Prolog

22 2 0
                                    

"Ra, jangan nangis. Kamu tau kan, aku paling nggak bisa liat kamu nangis" pinta Dirga sambil sedikit menunduk untuk melihat wajahku yang menunduk guna menutupi air mata yang mengalir di pipiku. 


"Udah? Gitu aja, Ga? Kamu nggak ada pembelaan apapun?" Tanyaku sambil menahan isak tangis yang sedari tadi sudah pecah saat Dirga mengajakku berjalan menuju sebuah lorong kosong, agar kami bisa leluasa membicarakan hal yang sesungguhnya tidak ingin aku bicarakan. Berharap Dirga menjelaskan bahwa apa yang aku dengar barusan adalah sebuah kesalah-pahaman. 


"Ra, semua yang kamu denger barusan itu emang bener. Semuanya bener, Ra. Aku nggak bisa kasih penjelasan apapun. Aku pikir ini udah keputusan terbaik buat kamu. Buat kita, Ra. Aku harap kamu ngerti." Tangisku semakin menjadi, es krim coklat kesukaanku yang sejak tadi masih aku genggam sengaja aku hempaskan ke lantai. Tak selera lagi rasanya aku makan es krim yang malah jadi saksi bisu atas perpisahanku dengan Dirga. Meskipun aku menyukainya. Sepertinya, setelah ini es krim coklat akan menjadi musuhku. Aku berlari sekencang mungkin tanpa arah. Entah kemana. Menerobos hujan deras yang tanpa sengaja menyamarkan tangisku. Aku pikir Dirga mengejarku. Ternyata tidak. Bahkan meminta maaf-pun tidak. Seolah apa yang ia lakukan sudah paling benar.


...

Dirga, apa kamu ingat? Aku pernah bilang kalau kamu adalah orang kesembilan yang paling aku cintai di dunia ini. Faktanya, sampai sekarang masih kamu.
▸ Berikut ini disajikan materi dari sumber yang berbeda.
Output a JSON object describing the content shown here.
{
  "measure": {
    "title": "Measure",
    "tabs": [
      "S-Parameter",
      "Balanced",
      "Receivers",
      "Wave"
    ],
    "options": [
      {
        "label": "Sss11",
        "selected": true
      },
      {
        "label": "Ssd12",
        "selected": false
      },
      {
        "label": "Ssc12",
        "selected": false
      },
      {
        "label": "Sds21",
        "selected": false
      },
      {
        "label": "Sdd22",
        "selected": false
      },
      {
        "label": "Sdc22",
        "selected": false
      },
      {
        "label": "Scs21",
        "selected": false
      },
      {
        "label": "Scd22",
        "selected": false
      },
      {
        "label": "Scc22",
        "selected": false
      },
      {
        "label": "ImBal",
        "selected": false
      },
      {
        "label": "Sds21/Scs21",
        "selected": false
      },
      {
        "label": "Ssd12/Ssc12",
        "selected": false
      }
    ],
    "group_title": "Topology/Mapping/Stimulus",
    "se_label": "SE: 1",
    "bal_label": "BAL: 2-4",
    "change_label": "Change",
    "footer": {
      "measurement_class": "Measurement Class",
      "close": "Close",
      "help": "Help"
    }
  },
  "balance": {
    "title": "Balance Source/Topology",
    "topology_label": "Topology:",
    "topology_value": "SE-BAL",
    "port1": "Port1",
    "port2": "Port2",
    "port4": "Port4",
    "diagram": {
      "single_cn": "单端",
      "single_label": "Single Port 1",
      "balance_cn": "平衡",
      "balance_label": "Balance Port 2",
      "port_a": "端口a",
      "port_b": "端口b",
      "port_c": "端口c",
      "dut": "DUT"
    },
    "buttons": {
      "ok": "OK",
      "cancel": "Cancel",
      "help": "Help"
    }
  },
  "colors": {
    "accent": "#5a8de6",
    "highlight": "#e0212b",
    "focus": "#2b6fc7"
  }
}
Aku nggak pernah menemukan orang kesepuluh. Lalu, kamu bilang, angka sepuluh itu enggak ada. Kamu bilang, angka terakhir di dunia ini adalah angka 9. Cuma kamu yang tau alasannya. Kalau kamu sudah lupa, aku harap surat ini bisa membantu kamu untuk mengingat semuanya.

Entah surat ini akan dibaca atau enggak sama kamu. Entah kapan surat ini berani aku kirim ke kamu. Atau malah nggak aku kirim sama sekali. Seperti surat-surat lain yang aku tulis dan berakhir aku simpan di dalam kotak warna abu-abu yang aku sembunyikan di atas almari bajuku.

Dirga, sayangku, seketika tangisku kembali pecah saat mengingat betapa kerasnya takdir menamparku. Sakit sekali. Bahkan bekas tamparan itu masih ada sampai sekarang. Aku tidak tahu apakah kamu ditampar pula oleh takdir? Atau kamu yang menyuruh takdir menamparku? Banyak sekali yang ingin aku tanyakan kepadamu. Tentang kenapa sampai sekarang aku tetap tidak bisa membenci kamu? Kenapa sampai sekarang aku merasa masih ada kamu di dalam hatiku? Bahkan aku seharusnya tidak layak dicintai oleh lelaki lain yang cintanya tulus karena aku masih menyimpan namamu di hatiku.

Aku bukan orang yang pandai merangkai kata seperti kamu, Dirga. Tapi setidaknya, aku bisa jujur dalam setiap suratku. Surat yang mungkin suatu saat akan aku bakar juga. Karena setelah ini, sepertinya aku nggak akan menulis surat lagi untukmu. Ini surat perpisahanku. Biarlah namamu selalu punya tempat tersendiri di hatiku. Biarlah hanya aku yang tahu. Aku harus melanjutkan hidupku bersama orang yang tulus mencintaiku. Terima kasih telah memberi banyak kenangan manis untuk hidupku, Dirga Marhaendra.